Nous allons accompagner 35 jeunes des banlieues de la région parisienne, du 14 au 20 avril prochain, pour les guider dans la réalisation d'un documentaire à travers les quartiers populaires madrilènes de Lavapiés et Vallecas, mais aussi dans le centre de la capitale espagnole, à la rencontre des minorités qui vivent dans ces zones.
L'idée, c'est de croiser les portraits et voir la transversalité qu'il y a entre les Français et les Espagnols qui vivent ou ont grandi en banlieue. L'initiative est née d'une rencontre avec le réalisateur et scénariste BêO Antarez, qui travaille depuis des années dans le milieu du cinéma à Madrid. Avec lui, nous avons créé un projet de court-métrage dont le scénario a été écrit par les jeunes de la banlieue parisienne, d'où sont également issus les acteurs. Pour l'occasion, ces jeunes vont également réaliser un "pilote" de la série « Dia », centrée sur l'histoire d'un jeune franco-malien qui veut se faire une place dans le monde de la mode à Madrid.

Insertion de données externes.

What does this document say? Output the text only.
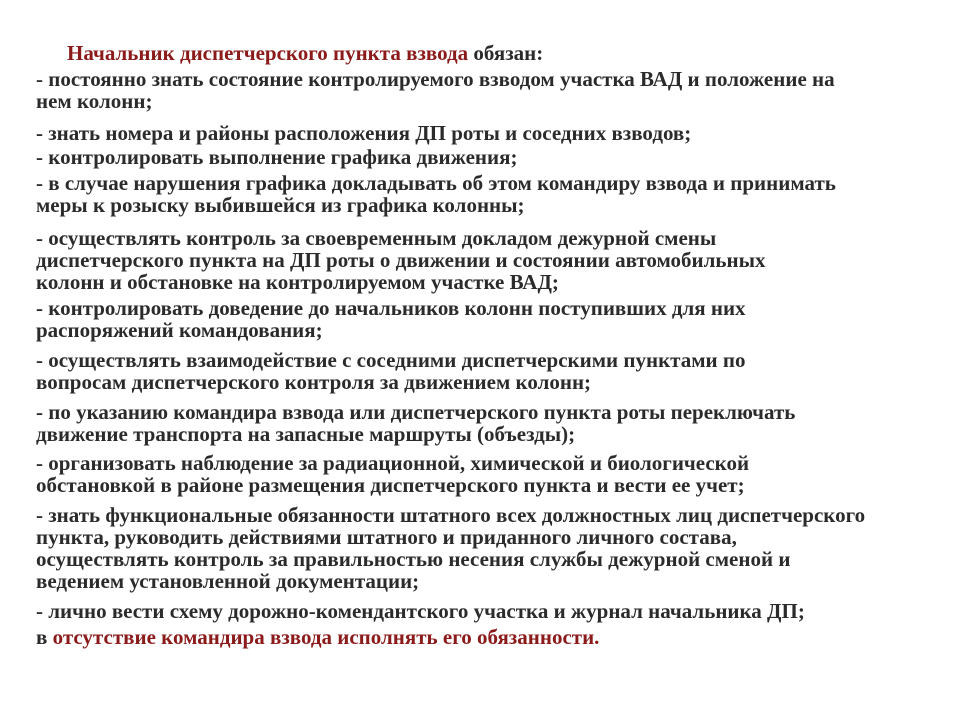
Начальник диспетчерского пункта взвода обязан:
- постоянно знать состояние контролируемого взводом участка ВАД и положение на
нем колонн;
- знать номера и районы расположения ДП роты и соседних взводов;
- контролировать выполнение графика движения;
- в случае нарушения графика докладывать об этом командиру взвода и принимать
меры к розыску выбившейся из графика колонны;
- осуществлять контроль за своевременным докладом дежурной смены
диспетчерского пункта на ДП роты о движении и состоянии автомобильных
колонн и обстановке на контролируемом участке ВАД;
- контролировать доведение до начальников колонн поступивших для них
распоряжений командования;
- осуществлять взаимодействие с соседними диспетчерскими пунктами по
вопросам диспетчерского контроля за движением колонн;
- по указанию командира взвода или диспетчерского пункта роты переключать
движение транспорта на запасные маршруты (объезды);
- организовать наблюдение за радиационной, химической и биологической
обстановкой в районе размещения диспетчерского пункта и вести ее учет;
- знать функциональные обязанности штатного всех должностных лиц диспетчерского
пункта, руководить действиями штатного и приданного личного состава,
осуществлять контроль за правильностью несения службы дежурной сменой и
ведением установленной документации;
- лично вести схему дорожно-комендантского участка и журнал начальника ДП;
в отсутствие командира взвода исполнять его обязанности.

À l'école du rap, à l'écrit comme à l'oral
Est-ce qu'il y a une dimension d'insertion dans ce projet ?
Oui, car tous les jeunes que nous accompagnons ont pour ambition de faire carrière dans l'audiovisuel, de devenir cinéastes, réalisateurs, scénaristes... Tous les métiers du cinéma ! Notre objectif, c'est donc de former des jeunes qui vont pouvoir ainsi mettre en valeur, sur le marché du travail, leurs compétences techniques acquises à travers la réalisation du documentaire et du court-métrage, avec en plus des masterclass qui vont être délivrées par des personnalités espagnoles du cinéma. Les films réalisés à Madrid seront présentés au pôle culturel « Le Cube » de Garges-lès-Gonesse.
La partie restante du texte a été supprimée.